Dr. Michael Whitworth, a pain specialist in the States: has commented, in private correspondence ([i]),

"There has been a significant accumulation of literature from improved studies over the past 15 years indicating interlaminar epidural steroids* are ineffective in the treatment of lumbar radiculopathy, herniated discs, low back pain, spinal stenosis, and did not prevent surgical intervention."     (*the commonest method currently used)

"In addition, studies have shown without fluoroscopic guidance there is evidence that even in experienced hands: 8-30% of interlaminar needles are misplaced outside the epidural space, over 50% of the time the wrong interspace is entered, and even if the needle is placed in the epidural space, 74% of the time the steroid fails to reach the target nerve root"

"Studies have demonstrated accurate placement by experienced physicians in only 61% of the time without fluoroscopy. Therefore, at least a 39% failure rate is guaranteed."

"1,600 members of the International Spinal Injection Society have abandoned this technique and instead use fluoroscopically guided transforaminal steroid injections."
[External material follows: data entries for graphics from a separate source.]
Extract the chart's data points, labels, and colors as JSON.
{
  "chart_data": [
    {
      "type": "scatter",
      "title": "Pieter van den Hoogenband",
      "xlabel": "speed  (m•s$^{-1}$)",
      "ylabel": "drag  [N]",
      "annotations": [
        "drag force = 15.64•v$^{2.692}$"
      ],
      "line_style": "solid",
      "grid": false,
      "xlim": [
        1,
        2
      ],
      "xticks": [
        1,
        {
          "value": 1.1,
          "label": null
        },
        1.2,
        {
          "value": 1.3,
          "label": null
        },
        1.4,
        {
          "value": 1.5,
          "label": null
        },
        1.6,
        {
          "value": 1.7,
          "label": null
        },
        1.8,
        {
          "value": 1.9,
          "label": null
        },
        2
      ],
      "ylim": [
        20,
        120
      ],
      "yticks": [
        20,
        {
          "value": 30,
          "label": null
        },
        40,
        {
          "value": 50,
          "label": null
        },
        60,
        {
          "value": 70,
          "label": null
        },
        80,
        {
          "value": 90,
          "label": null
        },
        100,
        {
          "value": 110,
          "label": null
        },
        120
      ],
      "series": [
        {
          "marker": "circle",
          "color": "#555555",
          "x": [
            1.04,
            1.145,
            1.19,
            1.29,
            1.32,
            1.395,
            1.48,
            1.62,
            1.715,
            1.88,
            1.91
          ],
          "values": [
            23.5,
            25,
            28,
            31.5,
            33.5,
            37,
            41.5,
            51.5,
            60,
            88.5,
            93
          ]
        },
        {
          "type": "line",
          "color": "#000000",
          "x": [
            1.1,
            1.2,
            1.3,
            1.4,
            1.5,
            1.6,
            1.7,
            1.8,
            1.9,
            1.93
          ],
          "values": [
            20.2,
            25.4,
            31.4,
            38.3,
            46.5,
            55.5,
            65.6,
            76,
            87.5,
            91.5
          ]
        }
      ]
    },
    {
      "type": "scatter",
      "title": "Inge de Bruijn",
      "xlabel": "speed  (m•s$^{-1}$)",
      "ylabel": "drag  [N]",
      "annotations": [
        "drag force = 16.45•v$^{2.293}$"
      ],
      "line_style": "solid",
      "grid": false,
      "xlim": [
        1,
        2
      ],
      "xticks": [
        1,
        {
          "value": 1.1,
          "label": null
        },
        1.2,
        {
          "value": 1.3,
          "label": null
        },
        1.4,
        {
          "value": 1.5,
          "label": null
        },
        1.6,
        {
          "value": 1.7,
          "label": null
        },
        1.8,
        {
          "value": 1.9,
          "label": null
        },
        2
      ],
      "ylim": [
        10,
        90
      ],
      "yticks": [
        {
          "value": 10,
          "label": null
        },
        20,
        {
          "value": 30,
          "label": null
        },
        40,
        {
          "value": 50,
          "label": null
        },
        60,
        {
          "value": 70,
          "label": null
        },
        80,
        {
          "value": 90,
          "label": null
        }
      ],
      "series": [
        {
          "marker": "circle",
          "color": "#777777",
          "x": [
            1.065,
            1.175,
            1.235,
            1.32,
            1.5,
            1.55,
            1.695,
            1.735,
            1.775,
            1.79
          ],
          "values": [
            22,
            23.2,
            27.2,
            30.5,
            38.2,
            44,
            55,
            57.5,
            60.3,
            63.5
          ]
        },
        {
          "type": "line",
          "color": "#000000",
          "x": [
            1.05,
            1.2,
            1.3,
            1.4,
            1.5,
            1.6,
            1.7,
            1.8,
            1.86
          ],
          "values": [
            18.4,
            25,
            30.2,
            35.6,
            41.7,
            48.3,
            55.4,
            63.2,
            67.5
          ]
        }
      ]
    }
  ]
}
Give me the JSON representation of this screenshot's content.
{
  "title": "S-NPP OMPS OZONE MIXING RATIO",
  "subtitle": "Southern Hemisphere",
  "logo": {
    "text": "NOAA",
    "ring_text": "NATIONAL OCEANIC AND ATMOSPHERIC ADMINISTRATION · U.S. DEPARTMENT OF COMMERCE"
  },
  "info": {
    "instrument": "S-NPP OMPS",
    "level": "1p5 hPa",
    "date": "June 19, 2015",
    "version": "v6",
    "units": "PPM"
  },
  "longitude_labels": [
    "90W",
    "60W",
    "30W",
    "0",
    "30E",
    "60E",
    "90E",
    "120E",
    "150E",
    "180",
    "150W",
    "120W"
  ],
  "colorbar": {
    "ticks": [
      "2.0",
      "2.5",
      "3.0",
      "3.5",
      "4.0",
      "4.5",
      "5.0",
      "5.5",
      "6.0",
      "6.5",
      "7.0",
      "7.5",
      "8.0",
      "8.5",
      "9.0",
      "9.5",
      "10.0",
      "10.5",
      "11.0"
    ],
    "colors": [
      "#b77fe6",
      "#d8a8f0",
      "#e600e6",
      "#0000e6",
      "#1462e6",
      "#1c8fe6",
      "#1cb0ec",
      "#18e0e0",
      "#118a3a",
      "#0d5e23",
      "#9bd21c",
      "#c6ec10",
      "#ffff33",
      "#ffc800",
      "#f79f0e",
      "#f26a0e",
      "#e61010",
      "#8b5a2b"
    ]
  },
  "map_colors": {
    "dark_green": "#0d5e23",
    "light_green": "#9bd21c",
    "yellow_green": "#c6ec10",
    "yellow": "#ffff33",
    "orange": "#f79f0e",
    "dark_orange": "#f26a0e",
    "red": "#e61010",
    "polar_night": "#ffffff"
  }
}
Fredman et al published a paper in February of 1999 ([ii]) in which they concluded that in cases of "failed back surgery syndrome" (for which ESIs are often used) "surface anatomy is unreliable and may result in inaccurate steroid placement.

Finally, despite accurate placement, the depot-steroid solution will spread to reach the level of pathology in only 26% of cases."

Renfrew et al, published their study in 1999([iii]), and concluded that "fluoroscopy is essential for correct placement of epidural steroid injection."

The State of Colorado Invasive Treatment Procedures 1998 states ([iv]): "Fluoroscopic, arthrographic and/or CT guidance during the above procedures (includes ESIs and other nerve blocks) is required to document technique and needle placement."

Fluoroscopic techniques therefore seem to potentially increase the success rate, and reduce the chance of intrathecal injection, but this fails to address the issue of neurotoxicity, both of the steroid preparations themselves, the local anaesthetic agents given AND the fluoroscopic dye.

One article ([v]) suggests that intrathecal fluorescein (used in myelography) may cause complications such as lower extremity weakness, numbness, generalised seizures, opisthotonus and cranial nerve deficit.

This is a factor one must consider about the fluoroscopic dye itself: practitioners who use it assume it is safe, but data is lacking to allow confidence on this issue.

[i] Whitworth M, private correspondence, reproduced with his permission. 2000.

[ii] Fredman B, Nun MB, Zohar E, Iraqi G, Shapiro M, Gepstein R, Jedeikin R, Anesth Analg 1999 Feb;88(2):367-72 Epidural steroids for treating "failed back surgery syndrome": is fluoroscopy really necessary?

[iii] Renfrew DL, Moore TE, Kathol MH, el-Khoury GY, Lemke JH, Walker CW AJNR (Am J Neuroradiol) 1991 Sep-Oct;12(5):1003-7 Correct placement of epidural steroid injections; fluoroscopic guidance and contrast administration.

[iv] Internet resource: State of Colorado guidelines:

[v] Moseley JI, Carton CA, Stern WE J Neurosurg 1978 May; 48(5):765-7 Spectrum of complications in the use of intrathecal fluorescein.